Iron ore prices fell on Monday as traders turned cautious ahead of the Spring Festival holidays and Beijing Winter Olympic Games, shrugging off a further liquidity-easing move by China’s central bank.
Iron ore’s most-traded May contract on China’s Dalian Commodity Exchange ended daytime trading 1.7% lower at 740 yuan a tonne, after stretching last week’s rally up to 771.50 yuan in early trade, its highest since Oct. 13.
The steelmaking ingredient’s most-active March contract on the Singapore Exchange fell 2.7% to $133.30 a tonne, as of 0707 GMT, after touching a contract high of $141.40 a tonne earlier in the session.
The Spring Festival season in top steel producer China runs from Jan. 31 until Feb. 6, but steel mills’ operations are expected to remain curtailed throughout February to improve air quality during the Beijing Games.
On Monday, China’s environment ministry said Beijing and the surrounding Hebei province would take emergency actions to curb heavy pollution, as it warned of “very unfavourable” weather conditions ahead of the Olympics, suggesting tighter steel production controls in the coming weeks.
But any pullback in iron ore prices may be limited as underlying sentiment remained positive amid China’s intensified monetary easing efforts to prop up an economy facing headwinds from fresh COVID-19 curbs and the property downturn.
The People’s Bank of China cut the 14-day reverse repo rate on Monday, after lowering a slew of key short- and medium-term rates last week.

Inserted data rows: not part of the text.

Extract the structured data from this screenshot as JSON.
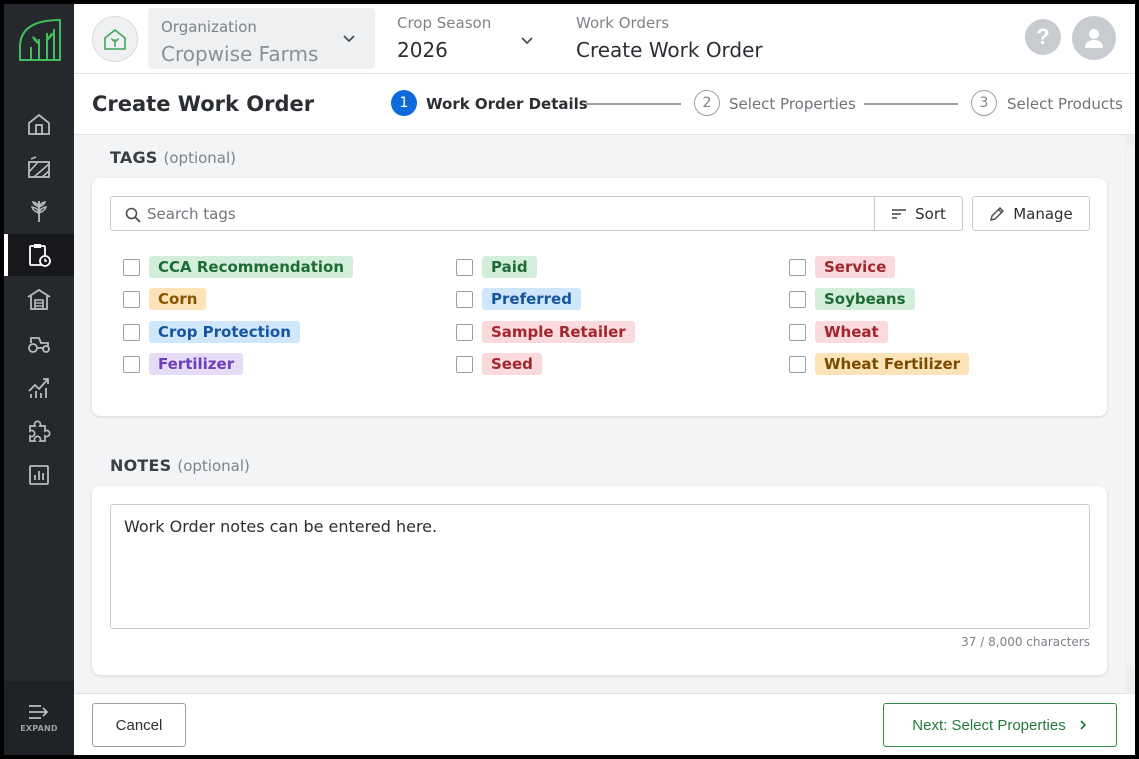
{
  "sidebar": {
    "nav": [
      {
        "name": "home-icon"
      },
      {
        "name": "fields-icon"
      },
      {
        "name": "crops-icon"
      },
      {
        "name": "work-orders-icon",
        "active": true
      },
      {
        "name": "warehouse-icon"
      },
      {
        "name": "equipment-icon"
      },
      {
        "name": "analytics-icon"
      },
      {
        "name": "integrations-icon"
      },
      {
        "name": "reports-icon"
      }
    ],
    "expand_label": "EXPAND"
  },
  "header": {
    "organization_label": "Organization",
    "organization_value": "Cropwise Farms",
    "crop_season_label": "Crop Season",
    "crop_season_value": "2026",
    "breadcrumb_parent": "Work Orders",
    "breadcrumb_current": "Create Work Order",
    "help_glyph": "?"
  },
  "page": {
    "title": "Create Work Order",
    "steps": [
      {
        "number": "1",
        "label": "Work Order Details",
        "active": true
      },
      {
        "number": "2",
        "label": "Select Properties",
        "active": false
      },
      {
        "number": "3",
        "label": "Select Products",
        "active": false
      }
    ]
  },
  "tags_section": {
    "title": "TAGS",
    "optional": "(optional)",
    "search_placeholder": "Search tags",
    "sort_label": "Sort",
    "manage_label": "Manage",
    "columns": [
      [
        {
          "label": "CCA Recommendation",
          "style": "green"
        },
        {
          "label": "Corn",
          "style": "orange"
        },
        {
          "label": "Crop Protection",
          "style": "blue"
        },
        {
          "label": "Fertilizer",
          "style": "purple"
        }
      ],
      [
        {
          "label": "Paid",
          "style": "green"
        },
        {
          "label": "Preferred",
          "style": "blue"
        },
        {
          "label": "Sample Retailer",
          "style": "red"
        },
        {
          "label": "Seed",
          "style": "red"
        }
      ],
      [
        {
          "label": "Service",
          "style": "red"
        },
        {
          "label": "Soybeans",
          "style": "green"
        },
        {
          "label": "Wheat",
          "style": "red"
        },
        {
          "label": "Wheat Fertilizer",
          "style": "yellow"
        }
      ]
    ]
  },
  "notes_section": {
    "title": "NOTES",
    "optional": "(optional)",
    "value": "Work Order notes can be entered here.",
    "char_count": "37 / 8,000 characters"
  },
  "footer": {
    "cancel_label": "Cancel",
    "next_label": "Next: Select Properties"
  },
  "colors": {
    "sidebar_bg": "#25282c",
    "accent_blue": "#0d6bd9",
    "primary_green": "#237a3b"
  }
}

“The system will be awash with hot money and liquidity, with investors using industrial metals as a speculative proxy for 2022 economic growth,” said Atilla Widnell, managing director at Navigate Commodities in Singapore.
Construction steel rebar SRBcv1 on the Shanghai Futures Exchange dropped 1.1%, while hot-rolled coil shed 1%. Stainless steel SHSScv1 slumped 4.2% after last week’s rally.
Dalian coking coal slid 3.9% and coke dipped 1.6%.